Al suo posto c’erano erbacce e polvere di un prato incolto sul quale gli inquilini avevano ricavato un rudimentale campo per il gioco delle bocce. Parte un colpo, un boato. La folla sulla piazza sgomenta assiste allo spettacolo del blindato impazzito. Il gran vociare della gente nei lotti e per le strade incuriosì anche la famiglia Ricci che abitava al lotto 2, in via della Garbatella 10.

Era festa e insieme al papà Carlo, alla moglie Angela Novelli e ai tre figli c’era anche la famiglia degli zii. Il pranzo si era protratto a lungo, poi le chiacchiere tra parenti. Si erano fatte quasi le quattro.

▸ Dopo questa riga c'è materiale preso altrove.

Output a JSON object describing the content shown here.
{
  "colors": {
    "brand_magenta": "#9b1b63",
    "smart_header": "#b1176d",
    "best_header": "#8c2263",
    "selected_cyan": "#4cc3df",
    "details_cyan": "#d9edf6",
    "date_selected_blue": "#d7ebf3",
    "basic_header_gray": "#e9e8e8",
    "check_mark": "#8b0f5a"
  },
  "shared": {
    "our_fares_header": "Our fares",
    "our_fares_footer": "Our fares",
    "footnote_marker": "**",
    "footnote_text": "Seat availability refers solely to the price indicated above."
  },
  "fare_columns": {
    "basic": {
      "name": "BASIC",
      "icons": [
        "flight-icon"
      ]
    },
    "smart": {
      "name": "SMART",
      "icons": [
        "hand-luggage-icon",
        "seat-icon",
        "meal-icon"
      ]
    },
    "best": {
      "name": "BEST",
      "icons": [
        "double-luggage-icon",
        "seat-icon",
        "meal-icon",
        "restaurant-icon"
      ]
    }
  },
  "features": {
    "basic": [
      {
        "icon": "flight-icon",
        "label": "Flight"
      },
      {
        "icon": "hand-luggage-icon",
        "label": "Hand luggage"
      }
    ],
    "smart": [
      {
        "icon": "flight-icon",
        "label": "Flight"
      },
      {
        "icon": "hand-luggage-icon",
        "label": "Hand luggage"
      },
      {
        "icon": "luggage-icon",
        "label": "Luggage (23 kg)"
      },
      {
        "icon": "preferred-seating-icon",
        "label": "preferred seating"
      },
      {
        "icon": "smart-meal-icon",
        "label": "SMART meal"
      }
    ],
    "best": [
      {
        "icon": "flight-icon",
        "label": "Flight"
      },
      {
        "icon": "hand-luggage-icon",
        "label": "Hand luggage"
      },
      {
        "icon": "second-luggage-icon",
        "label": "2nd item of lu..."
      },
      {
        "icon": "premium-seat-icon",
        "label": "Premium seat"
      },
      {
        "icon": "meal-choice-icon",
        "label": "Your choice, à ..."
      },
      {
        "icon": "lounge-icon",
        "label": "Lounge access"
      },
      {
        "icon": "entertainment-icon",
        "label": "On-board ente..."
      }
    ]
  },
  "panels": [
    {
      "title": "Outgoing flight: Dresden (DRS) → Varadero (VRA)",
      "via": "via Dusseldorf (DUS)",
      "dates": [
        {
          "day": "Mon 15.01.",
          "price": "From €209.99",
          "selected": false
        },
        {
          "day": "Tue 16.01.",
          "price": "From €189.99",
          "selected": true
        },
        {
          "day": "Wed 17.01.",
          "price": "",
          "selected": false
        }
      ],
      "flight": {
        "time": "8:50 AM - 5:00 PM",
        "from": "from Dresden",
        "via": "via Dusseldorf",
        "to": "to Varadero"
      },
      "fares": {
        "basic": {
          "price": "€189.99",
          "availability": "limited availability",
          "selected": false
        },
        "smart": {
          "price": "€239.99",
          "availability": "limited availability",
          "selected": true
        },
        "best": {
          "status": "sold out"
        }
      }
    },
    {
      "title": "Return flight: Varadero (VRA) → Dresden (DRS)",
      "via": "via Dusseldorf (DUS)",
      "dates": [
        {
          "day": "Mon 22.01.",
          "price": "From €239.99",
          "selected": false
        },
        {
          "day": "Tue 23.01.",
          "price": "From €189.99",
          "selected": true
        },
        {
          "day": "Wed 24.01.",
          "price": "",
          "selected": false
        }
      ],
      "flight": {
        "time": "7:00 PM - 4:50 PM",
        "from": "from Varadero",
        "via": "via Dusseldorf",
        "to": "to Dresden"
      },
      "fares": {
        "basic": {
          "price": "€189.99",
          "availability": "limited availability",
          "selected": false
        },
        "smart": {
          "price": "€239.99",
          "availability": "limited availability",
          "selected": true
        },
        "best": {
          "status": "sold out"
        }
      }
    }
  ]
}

La mamma Angela, una volta rigovernata la cucina, si era affacciata incuriosita sul terrazzino. Non l’avesse mai fatto. Quel terribile proiettile, dopo una lunga parabola, la colpì ad un braccio e fece crollare la colonnina di cemento addosso alla malcapitata. Angela sanguinante fu portata immediatamente dal marito e dai parenti alla vicina farmacia del lotto 8 e poi fu trasportata all’ospedale del Celio. Morì due giorni dopo, il 6 giugno per un’emorragia interna, probabilmente causata dallo schiacciamento degli organi. Il certificato di morte parla di: Shock traumatico, contusione addominale, frattura esposta dell’avambraccio destro — 2°e 3° metacarpo sn., colpita da una bomba d’aereo (?). Un errore o il tentativo di coprire un incidente imbarazzante causato dai liberatori di Roma? Non lo sapremo mai, ma certamente sappiamo che a sparare fu un blindato.
Il proiettile inesploso, infatti, rimase per settimane sul posto dell’incidente mortale. Angela Novelli era del 1896, aveva 48 anni: lasciava il marito, tre figlie Velia, Lucia, Iole e un maschietto, Oreste. Le foto del 4 giugno 1944 sono state concesse da Carla Monaldi su Garbatella 100 il racconto di un secolo.